Ah ! ma chère mère, lui dis-je, de grâce, ne chagrinez point M. de Valville à cause de moi : je ne le mérite pas ; son inconstance n’est point blâmable ; ce n’est qu’une suite des malheurs qu’entraîne l’obscurité de ma naissance. Je me trouvai mal en disant cela ; mon cœur venait de faire un effort qui l’avait épuisé ; il fallut me remporter dans ma chambre. Courage ! ma chère fille, s’écria ma bonne mère lorsqu’on me conduisait ; demain je viendrai te voir ; console-toi, mon enfant. Mais je ne pus répondre ; on me mit sur mon lit, où je restai une heure sans connaissance.

Après cette crise de chagrin, je me trouvai assez tranquille ; je dis tranquille, cela est vrai : car j’étais incapable de goûter ni joie ni tristesse. Je raisonnais cependant en moi-même ; mais ce raisonnement-là ne me paraissait ni agréable ni douloureux : mon état ressemblait fort à celui d’un imbécile qui fait des discours où il ne conçoit rien. M’étant levée, je me laissai aller négligemment dans un fauteuil. On m’apporte à manger, je mange ; on me présente à boire, je bois ; on me parle, j’ouvre de grands yeux et ne réponds rien.

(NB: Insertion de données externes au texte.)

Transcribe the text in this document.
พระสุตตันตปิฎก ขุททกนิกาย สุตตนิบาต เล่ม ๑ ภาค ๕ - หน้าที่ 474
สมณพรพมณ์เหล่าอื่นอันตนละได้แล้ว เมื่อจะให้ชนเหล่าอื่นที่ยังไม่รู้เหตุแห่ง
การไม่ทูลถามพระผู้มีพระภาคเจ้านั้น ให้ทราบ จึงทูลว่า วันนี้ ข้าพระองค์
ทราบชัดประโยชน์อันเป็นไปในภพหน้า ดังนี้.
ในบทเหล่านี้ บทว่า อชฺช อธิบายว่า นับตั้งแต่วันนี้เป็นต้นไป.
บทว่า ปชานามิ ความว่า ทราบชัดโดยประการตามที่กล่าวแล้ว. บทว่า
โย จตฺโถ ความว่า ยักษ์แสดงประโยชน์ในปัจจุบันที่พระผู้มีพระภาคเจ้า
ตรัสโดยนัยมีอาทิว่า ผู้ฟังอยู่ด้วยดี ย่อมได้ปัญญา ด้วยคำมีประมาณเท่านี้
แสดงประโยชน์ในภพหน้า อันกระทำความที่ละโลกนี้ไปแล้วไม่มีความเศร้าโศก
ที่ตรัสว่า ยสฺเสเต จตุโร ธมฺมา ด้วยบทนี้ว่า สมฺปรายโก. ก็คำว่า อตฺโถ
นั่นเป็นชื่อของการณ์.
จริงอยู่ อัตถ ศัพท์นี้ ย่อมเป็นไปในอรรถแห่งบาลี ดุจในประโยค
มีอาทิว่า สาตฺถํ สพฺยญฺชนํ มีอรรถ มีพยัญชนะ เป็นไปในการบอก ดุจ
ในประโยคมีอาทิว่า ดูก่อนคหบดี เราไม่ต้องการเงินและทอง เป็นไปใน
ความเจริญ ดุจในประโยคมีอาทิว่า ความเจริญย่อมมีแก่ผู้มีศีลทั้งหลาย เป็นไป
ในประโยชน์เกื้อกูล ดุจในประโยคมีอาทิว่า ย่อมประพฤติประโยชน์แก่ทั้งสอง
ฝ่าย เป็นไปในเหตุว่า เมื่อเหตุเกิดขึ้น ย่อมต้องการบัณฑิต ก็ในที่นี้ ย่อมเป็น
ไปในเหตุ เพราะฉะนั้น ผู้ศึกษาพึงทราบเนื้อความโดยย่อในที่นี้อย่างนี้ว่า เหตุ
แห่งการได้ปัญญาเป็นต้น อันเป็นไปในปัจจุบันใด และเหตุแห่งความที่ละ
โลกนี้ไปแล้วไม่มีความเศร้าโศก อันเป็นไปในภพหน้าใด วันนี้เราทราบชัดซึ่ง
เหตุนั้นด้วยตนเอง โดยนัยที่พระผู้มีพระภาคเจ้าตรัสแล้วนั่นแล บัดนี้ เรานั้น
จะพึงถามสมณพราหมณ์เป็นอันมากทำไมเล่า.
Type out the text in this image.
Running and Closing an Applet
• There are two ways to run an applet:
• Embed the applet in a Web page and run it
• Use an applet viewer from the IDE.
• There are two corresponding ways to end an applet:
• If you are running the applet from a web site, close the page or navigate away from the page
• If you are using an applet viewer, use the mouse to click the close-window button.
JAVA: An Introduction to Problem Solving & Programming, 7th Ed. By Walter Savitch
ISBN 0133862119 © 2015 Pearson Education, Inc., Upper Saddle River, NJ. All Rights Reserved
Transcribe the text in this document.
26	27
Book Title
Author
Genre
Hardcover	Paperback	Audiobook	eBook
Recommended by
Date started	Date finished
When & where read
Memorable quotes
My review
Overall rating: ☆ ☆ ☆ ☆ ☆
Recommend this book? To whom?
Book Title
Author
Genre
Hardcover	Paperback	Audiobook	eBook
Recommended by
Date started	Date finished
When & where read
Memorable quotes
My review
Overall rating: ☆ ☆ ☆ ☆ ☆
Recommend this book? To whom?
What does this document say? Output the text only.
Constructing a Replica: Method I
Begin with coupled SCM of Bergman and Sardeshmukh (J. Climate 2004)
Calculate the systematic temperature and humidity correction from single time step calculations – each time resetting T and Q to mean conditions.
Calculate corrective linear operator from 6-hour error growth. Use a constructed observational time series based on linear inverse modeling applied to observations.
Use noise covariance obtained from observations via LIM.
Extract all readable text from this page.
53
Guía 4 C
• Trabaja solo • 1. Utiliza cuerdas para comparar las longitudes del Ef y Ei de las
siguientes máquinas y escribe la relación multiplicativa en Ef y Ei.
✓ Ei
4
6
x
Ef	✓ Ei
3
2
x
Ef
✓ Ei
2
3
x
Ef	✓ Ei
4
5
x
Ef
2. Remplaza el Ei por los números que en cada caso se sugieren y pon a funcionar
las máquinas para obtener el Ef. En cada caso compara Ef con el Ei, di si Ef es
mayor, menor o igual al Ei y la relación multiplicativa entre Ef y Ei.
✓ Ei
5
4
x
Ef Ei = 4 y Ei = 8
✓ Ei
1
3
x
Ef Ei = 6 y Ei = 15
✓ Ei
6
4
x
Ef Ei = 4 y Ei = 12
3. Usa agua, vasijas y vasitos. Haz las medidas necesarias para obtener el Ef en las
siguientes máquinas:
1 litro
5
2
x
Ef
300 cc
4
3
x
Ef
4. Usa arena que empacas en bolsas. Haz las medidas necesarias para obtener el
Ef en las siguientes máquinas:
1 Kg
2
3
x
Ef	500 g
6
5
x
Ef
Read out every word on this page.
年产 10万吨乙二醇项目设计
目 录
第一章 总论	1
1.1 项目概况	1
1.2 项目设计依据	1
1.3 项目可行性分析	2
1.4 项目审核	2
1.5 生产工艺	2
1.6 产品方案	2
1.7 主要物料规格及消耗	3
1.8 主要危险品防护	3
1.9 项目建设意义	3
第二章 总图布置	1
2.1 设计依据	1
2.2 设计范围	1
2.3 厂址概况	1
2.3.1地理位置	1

La sœur converse qui me servait, me voyant dans cet abattement, s’écriait de temps en temps : Bon Dieu ! Sainte Vierge ! qu’est-ce que tout ceci ? Je crois que cette enfant se meurt. Eh ! mademoiselle, en me prenant les mains, vous trouvez-vous mal ? Point de réponse.

La religieuse mon amie arrive aussi ; elle m’approche, je ne la vois pas. Bonsoir, ma fille. Je ne réponds rien. Eh ! mais, me dit-elle, parlez donc ; vous est-il encore survenu quelque nouveau sujet de chagrin ? Eh oui ! m’écriai-je alors ; et je me tus. Mais, de grâce, ma chère enfant, continua-t-elle, dites-moi donc quelque chose ! Enfin, à force de me tourmenter, elle réveille un peu mes esprits ; la circulation du sang commence à agir ; en un mot, mon anéantissement se dissipe peu à peu.